Chipotle’s app enables in-store pick-ups or, through a DoorDash partnership, delivery requests. And in six months, Chipotle hit 6 million members for its just-launched rewards program.
Getting the word out about online ordering has been the mission of Tressie Lieberman, VP of digital marketing. And social media – Twitter, Instagram, core Facebook, TikTok, Reddit, YouTube and Snapchat – are among her most important tools.
“We live in a real-time focus group,” Lieberman told AdExchanger.
Here are the three lessons Chipotle has learned about how to use social media.
Lesson 1: Researching with direct messaging
On Instagram, Chipotle runs a private group chat with its die-hard fans to see how they’re thinking about the brand. And it uses the close friends feature to share information exclusively. It also uses a fake Instagram account – a “finsta” – to test ideas and see how they resonate before pushing them out more broadly.
Reddit is also helpful as a research tool. For example, Chipotle launched lifestyle bowls this year – available exclusively through its app – that make it easy for people who follow paleo, keto or Whole30 diets. Chipotle monitored subgroups on Reddit to see what people on those diets cared about and adjusted its menu items accordingly.
Lesson 2: Try influencer ordering
Having an exclusive item in the app works, so Chipotle has expanded on that idea. A popular YouTube influencer, David Dobrik, eats at Chipotle five times a week. So for National Burrito Day, it made the “Dobrik burrito” available through the app with free delivery – a huge success, Lieberman said.
Then it did the same thing a few months later when the US women’s soccer team won the World Cup, offering three of the stars’ orders and free delivery through its app.
Its approach has been “understanding our customer, what they are excited about, and attaching ourselves to culture,” Lieberman said.
Lesson 3: Bring viral hits to a second channel
Chipotle used one of its viral hits on Instagram to inspire a TikTok hashtag challenge.
In January, Chipotle’s Instagram account landed on a hit when it posted a meme of an employee doing a lid-flip on the line, which received more than 1 million views. Based on that success, Chipotle decided to work with TikTok in May to do a lid-flip challenge, which again included fan favorite Dobrik. Influencers started the challenge, which caught on and was featured on the app’s homepage.

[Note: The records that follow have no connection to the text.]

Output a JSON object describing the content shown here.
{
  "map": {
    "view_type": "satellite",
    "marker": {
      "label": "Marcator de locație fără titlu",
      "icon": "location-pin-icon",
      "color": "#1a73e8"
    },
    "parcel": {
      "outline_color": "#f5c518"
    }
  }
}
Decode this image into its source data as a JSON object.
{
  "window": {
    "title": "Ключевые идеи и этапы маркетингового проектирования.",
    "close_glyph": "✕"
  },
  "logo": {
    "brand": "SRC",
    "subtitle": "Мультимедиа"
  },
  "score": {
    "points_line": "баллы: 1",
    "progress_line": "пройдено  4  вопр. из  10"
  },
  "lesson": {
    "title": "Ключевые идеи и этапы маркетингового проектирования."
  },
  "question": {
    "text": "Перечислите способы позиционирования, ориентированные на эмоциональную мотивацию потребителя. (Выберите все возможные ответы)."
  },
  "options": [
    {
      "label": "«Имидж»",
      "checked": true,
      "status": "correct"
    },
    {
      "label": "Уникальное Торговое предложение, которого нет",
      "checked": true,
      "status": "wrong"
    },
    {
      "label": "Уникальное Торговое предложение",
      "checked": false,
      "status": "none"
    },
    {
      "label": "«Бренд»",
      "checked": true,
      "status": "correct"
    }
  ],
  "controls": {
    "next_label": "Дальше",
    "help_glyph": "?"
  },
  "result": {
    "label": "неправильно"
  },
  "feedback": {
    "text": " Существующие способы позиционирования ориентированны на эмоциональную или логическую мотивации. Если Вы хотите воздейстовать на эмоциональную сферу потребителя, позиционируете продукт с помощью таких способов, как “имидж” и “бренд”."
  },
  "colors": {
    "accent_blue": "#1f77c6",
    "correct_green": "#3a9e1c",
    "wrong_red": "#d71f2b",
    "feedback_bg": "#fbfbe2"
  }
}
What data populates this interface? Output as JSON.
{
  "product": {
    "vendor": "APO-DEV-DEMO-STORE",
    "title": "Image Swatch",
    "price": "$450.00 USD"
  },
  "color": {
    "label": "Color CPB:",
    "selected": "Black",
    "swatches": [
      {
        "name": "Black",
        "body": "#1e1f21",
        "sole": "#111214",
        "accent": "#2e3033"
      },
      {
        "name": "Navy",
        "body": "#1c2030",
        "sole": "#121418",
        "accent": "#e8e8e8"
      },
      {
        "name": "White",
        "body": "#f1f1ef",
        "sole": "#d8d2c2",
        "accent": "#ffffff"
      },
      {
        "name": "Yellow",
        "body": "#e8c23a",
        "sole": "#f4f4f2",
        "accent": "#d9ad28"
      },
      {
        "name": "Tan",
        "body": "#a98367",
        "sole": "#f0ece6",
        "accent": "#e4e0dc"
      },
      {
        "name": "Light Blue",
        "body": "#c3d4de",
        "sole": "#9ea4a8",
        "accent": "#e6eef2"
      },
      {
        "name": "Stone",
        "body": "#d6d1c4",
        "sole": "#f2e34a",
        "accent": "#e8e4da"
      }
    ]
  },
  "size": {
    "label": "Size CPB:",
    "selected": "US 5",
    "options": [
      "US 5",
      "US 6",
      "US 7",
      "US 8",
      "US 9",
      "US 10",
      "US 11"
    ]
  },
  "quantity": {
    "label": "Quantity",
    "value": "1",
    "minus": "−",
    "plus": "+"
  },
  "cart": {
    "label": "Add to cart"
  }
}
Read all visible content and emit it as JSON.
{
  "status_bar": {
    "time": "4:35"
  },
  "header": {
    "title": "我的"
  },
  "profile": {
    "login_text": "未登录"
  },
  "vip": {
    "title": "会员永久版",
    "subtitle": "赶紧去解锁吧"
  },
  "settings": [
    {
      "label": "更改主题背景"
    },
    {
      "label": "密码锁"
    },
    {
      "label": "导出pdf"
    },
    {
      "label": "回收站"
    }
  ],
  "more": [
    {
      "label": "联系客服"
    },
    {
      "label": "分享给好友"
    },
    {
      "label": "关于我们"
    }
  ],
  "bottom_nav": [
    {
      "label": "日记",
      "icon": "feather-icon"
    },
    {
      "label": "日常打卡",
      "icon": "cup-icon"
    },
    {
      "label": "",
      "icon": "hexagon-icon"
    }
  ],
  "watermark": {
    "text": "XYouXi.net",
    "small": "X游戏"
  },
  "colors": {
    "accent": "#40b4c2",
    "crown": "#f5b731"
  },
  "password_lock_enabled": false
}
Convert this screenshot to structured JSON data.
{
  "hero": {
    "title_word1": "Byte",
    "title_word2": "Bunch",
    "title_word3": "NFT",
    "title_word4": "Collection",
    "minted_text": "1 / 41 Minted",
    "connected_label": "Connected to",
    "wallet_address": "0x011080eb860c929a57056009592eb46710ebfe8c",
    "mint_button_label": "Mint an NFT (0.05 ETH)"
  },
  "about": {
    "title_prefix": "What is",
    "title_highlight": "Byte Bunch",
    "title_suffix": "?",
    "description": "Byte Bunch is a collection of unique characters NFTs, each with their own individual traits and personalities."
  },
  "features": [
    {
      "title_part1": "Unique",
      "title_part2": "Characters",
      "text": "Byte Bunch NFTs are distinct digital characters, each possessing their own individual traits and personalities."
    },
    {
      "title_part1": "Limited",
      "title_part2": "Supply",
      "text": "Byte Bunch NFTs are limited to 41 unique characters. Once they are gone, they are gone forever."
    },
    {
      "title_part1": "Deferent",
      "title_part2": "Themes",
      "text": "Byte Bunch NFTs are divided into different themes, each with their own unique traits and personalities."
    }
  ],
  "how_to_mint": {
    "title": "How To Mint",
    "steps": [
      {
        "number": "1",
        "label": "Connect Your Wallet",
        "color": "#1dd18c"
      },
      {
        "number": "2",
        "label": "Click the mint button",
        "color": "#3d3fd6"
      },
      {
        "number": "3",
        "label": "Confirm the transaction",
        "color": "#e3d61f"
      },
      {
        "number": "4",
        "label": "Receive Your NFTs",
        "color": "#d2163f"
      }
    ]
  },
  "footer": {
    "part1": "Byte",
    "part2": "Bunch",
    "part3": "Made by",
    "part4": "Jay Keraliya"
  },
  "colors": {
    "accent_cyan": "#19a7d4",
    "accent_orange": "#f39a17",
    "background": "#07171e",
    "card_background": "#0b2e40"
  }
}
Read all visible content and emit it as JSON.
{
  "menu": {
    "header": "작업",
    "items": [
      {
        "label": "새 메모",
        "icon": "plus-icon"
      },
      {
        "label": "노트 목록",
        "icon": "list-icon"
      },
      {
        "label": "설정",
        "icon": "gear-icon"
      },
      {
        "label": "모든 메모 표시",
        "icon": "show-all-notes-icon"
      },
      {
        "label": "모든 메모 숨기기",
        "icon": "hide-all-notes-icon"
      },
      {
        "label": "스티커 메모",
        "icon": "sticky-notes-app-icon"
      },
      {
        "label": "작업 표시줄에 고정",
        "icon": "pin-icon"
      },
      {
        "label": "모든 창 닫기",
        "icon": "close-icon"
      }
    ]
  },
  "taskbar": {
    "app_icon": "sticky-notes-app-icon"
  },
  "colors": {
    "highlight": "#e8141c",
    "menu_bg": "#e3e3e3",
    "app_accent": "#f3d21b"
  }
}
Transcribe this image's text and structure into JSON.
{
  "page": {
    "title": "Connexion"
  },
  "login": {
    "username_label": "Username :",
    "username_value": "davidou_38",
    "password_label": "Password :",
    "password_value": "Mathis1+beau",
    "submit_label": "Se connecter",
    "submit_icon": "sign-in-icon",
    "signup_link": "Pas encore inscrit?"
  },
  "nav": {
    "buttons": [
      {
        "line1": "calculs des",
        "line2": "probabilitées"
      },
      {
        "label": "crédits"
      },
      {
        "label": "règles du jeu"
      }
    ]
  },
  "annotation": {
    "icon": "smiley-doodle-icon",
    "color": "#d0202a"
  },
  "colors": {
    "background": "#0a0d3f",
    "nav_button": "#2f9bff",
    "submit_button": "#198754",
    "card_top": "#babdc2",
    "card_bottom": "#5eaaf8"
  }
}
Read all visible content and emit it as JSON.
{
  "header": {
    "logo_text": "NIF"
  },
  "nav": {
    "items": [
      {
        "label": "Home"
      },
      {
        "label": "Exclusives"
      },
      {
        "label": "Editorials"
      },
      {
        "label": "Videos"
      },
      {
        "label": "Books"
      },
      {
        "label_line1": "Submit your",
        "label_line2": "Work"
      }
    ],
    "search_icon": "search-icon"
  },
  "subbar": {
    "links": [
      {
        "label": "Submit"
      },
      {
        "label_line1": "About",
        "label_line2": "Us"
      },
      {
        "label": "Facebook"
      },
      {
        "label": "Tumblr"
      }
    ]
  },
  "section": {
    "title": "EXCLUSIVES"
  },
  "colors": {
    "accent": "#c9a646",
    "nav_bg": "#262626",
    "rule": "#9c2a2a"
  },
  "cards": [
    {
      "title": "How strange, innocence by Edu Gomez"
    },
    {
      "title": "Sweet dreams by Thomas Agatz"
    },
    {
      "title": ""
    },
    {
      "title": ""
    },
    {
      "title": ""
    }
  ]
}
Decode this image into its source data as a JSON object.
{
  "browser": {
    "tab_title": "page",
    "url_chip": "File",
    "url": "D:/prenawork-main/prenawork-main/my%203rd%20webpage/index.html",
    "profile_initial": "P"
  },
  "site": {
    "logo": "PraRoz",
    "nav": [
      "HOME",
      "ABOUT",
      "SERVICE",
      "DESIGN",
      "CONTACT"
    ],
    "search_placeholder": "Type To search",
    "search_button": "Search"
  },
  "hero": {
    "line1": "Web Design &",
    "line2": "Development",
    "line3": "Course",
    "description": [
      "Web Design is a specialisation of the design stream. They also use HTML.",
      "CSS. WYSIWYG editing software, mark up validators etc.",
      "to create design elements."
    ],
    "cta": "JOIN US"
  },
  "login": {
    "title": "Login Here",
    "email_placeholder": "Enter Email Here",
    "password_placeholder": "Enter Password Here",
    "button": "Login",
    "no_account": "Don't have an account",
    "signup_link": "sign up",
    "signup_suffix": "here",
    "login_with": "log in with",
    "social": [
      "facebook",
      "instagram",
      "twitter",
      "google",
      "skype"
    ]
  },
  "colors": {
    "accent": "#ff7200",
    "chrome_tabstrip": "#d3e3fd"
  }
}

When something works, Chipotle moves quickly. In July, it worked with TikTok again on a “Guacamole Dance Challenge” featuring a song by Dr. Jean; posts amassed close to 1 billion views.
Chipotle took another viral hit and brought it to a second platform this year. In July, when Twitter, TikTok, Snapchat and Reddit went crazy over the idea of storming Area 51, Chipotle responded with the tweet: “Yes, we deliver to Area 51,” which was its best-performing tweet ever. After plans for the raid were called off, Chipotle went to Snapchat and created an AR burrito-toting alien, timed for when the raid was originally scheduled.
“The old way was to do a postmortem six weeks after a project,” Lieberman said. “Now it’s the next morning or that day – that’s how fast we are moving.”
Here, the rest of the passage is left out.